All the Kings’ men did not include MVP
SACRAMENTO—Humpty Dumpty almost had a great fall and all the Kings’ men were around to put Humpty back together again, just in case.
But last Monday, the NBA’s Sacramento Kings averted a grievous plunge and a tangle of financial and bureaucratic arrangements elsewhere.
The Maloof family, which owns the team, has decided to stay in Sacramento after agreeing on the pieces of a $387-million plan to build a new arena in the downtown railyard that would keep the franchise in town for the long haul.
The deal was announced by NBA commissioner David Stern, the Maloofs and Sacramento Mayor Kevin Johnson after a series of talks during the NBA All-Star weekend in Orlando, Florida. It came three days before a league deadline today (Friday in the Philippines).
Without a new arena, the Kings almost moved to Anaheim, near Los Angeles a year ago before Johnson, a former NBA player, and city leaders convinced the league for one last shot to build a new home for the Kings. The league in turn gave them until March 1 this year to come up with an arena financing plan or bid the team goodbye.
The “term sheet” of the deal is under wraps, but published reports said under the proposed terms, the capital city will chip in $256 million to the estimated price tag of the arena through a ticket surcharge and mostly leasing out parking garages around the new facility.
The Sacramento Bee reported that what sealed the agreement was the Maloofs and their commitment to stay put in Sacramento. They capped their pledge by agreeing to contribute $75 million in up-front cash, including the sale of land around the 24-year old Power Balance Pavilion. The family would also pay off a current $67 million loan to the city and contribute over the course of the deal.
AEG Entertainment Group, owner of the Staples Center in Los Angeles and the LA Galaxy, for which soccer superstar and Azkals supporter David Beckham plays, would also pay almost $60 million for the right to operate the new arena.
“Today is a new day for Sacramento and a defining moment for our community,” Johnson said in a statement.
The fate of the franchise is now in the hands of the Sacramento City Council whose approval of the agreement is required. After identifying and avoiding what the Bee described as “hidden land mines of concealed costs,” the council will vote on the deal next week.
While the arena talks were at crucial stages, Anaheim and Seattle—two NBA-less major cities in bigger markets and with more basketball fans, including Filipinos, than Sacramento—were poised to swoop in and lure the Kings.
Two billionaires and a multimillionaire with links to the two cities also watched from the sidelines, just in case.

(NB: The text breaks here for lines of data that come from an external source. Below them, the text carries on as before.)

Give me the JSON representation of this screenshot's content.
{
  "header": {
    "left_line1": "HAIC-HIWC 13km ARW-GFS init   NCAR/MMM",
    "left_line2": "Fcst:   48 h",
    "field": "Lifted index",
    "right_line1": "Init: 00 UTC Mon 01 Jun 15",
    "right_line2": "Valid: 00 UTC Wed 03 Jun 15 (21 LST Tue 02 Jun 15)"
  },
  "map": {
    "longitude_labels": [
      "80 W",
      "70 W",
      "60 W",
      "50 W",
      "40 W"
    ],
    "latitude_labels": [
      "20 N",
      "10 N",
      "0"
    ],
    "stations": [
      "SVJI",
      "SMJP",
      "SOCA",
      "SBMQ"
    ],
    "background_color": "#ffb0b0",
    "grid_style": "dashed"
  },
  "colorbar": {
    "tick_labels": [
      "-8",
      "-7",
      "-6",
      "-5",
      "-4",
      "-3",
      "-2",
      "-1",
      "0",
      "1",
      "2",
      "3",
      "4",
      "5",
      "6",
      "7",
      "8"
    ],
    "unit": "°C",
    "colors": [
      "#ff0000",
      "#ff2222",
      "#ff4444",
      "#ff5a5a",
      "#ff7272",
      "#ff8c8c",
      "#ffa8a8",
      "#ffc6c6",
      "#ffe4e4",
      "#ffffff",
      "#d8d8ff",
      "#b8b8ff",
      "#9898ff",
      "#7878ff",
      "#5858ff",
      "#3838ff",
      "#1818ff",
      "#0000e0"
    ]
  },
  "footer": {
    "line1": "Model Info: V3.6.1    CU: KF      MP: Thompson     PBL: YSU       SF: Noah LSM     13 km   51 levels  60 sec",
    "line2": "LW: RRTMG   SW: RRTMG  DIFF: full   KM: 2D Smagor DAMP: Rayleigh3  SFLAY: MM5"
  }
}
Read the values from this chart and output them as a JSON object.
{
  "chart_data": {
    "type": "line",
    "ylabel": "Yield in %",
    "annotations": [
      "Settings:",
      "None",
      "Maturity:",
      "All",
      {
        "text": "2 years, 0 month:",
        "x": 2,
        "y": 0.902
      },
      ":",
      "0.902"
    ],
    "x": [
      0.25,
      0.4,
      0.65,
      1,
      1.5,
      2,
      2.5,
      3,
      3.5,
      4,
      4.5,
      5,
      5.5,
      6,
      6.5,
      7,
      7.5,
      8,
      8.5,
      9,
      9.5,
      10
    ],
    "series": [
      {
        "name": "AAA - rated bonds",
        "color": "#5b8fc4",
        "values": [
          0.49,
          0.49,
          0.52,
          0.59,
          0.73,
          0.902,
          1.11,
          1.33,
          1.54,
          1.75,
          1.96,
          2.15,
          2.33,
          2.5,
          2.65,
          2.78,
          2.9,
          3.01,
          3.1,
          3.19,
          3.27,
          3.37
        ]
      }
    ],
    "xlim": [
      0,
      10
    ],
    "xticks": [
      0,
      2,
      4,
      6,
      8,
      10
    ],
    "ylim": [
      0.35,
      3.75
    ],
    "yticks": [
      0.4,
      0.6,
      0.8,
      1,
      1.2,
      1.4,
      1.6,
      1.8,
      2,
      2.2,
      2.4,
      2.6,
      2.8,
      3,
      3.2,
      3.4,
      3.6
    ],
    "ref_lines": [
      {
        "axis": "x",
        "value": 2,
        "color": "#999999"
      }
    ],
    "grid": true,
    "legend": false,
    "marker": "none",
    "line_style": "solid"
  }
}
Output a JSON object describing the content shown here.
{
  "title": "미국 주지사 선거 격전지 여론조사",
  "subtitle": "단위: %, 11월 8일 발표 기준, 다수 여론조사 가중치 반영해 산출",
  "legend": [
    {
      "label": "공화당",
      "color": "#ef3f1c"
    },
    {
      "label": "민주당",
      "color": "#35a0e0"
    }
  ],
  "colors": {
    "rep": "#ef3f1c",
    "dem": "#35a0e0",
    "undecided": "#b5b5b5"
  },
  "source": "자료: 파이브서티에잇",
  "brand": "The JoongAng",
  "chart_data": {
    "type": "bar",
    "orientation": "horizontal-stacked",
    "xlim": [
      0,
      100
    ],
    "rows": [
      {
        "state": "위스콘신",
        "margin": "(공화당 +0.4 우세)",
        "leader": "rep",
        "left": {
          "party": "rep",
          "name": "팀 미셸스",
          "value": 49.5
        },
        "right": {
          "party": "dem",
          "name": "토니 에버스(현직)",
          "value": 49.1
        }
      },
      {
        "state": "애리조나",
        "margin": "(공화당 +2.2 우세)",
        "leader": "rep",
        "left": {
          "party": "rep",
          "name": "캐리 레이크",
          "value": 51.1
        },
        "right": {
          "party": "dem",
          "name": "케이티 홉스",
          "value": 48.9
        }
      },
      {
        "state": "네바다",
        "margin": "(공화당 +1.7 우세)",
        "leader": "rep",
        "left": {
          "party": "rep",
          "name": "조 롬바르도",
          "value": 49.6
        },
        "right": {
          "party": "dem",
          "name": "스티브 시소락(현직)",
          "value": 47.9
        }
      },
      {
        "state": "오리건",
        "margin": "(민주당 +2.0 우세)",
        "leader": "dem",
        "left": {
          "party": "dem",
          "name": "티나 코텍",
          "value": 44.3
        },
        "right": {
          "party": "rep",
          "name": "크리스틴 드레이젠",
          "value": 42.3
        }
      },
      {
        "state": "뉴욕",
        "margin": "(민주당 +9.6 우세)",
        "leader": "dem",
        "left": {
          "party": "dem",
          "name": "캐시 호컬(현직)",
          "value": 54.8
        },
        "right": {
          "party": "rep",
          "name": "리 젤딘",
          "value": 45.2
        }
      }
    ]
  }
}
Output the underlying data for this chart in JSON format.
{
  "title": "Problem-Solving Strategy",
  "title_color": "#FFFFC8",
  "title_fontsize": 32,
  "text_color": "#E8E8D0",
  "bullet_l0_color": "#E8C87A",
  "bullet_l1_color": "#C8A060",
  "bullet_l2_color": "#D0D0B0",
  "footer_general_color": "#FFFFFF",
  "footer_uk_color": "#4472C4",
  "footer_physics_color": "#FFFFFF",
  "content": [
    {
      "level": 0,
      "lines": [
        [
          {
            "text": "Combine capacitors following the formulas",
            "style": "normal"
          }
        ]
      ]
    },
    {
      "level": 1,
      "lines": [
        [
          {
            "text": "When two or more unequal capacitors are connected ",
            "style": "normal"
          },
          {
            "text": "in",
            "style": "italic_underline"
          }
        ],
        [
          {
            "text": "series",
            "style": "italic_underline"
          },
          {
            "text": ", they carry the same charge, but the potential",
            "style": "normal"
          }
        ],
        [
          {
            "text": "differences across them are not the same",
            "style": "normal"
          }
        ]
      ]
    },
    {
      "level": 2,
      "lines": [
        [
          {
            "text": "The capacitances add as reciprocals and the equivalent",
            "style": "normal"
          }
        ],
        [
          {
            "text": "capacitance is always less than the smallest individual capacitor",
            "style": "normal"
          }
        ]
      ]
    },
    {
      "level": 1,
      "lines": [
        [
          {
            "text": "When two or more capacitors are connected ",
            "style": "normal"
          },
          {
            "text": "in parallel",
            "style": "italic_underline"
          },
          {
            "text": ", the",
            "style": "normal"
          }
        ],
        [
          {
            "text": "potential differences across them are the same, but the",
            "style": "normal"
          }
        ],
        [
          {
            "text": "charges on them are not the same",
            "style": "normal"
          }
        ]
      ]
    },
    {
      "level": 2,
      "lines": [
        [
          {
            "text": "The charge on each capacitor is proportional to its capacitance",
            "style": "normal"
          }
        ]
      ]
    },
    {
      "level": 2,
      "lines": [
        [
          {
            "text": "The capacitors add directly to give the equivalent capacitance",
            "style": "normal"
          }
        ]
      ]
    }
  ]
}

Not making any move was Filipino business tycoon Manny V. Pangilinan, whose basketball brain overflowed last year, finally pushing it over the brim with a bold statement.
“If we proceed (to invest in the Kings) we’ll be seeking a majority stake,” Pangilinan told an Inquirer reporter last May—dousing more fuel to non-stop talk that he would lead investors cobbled together by former Kings superstar Chris Webber for a takeover of the Sacramento franchise.
MVP’s pronouncement after a whirlwind trip to Sacramento to meet with Webber titillated our basketball-crazed nation and became the staple of sports headlines of our newspapers.
Conspiracy theorists will likely emerge from the shadows once more and whisper among themselves whether MVP’s overture for the Kings was genuine.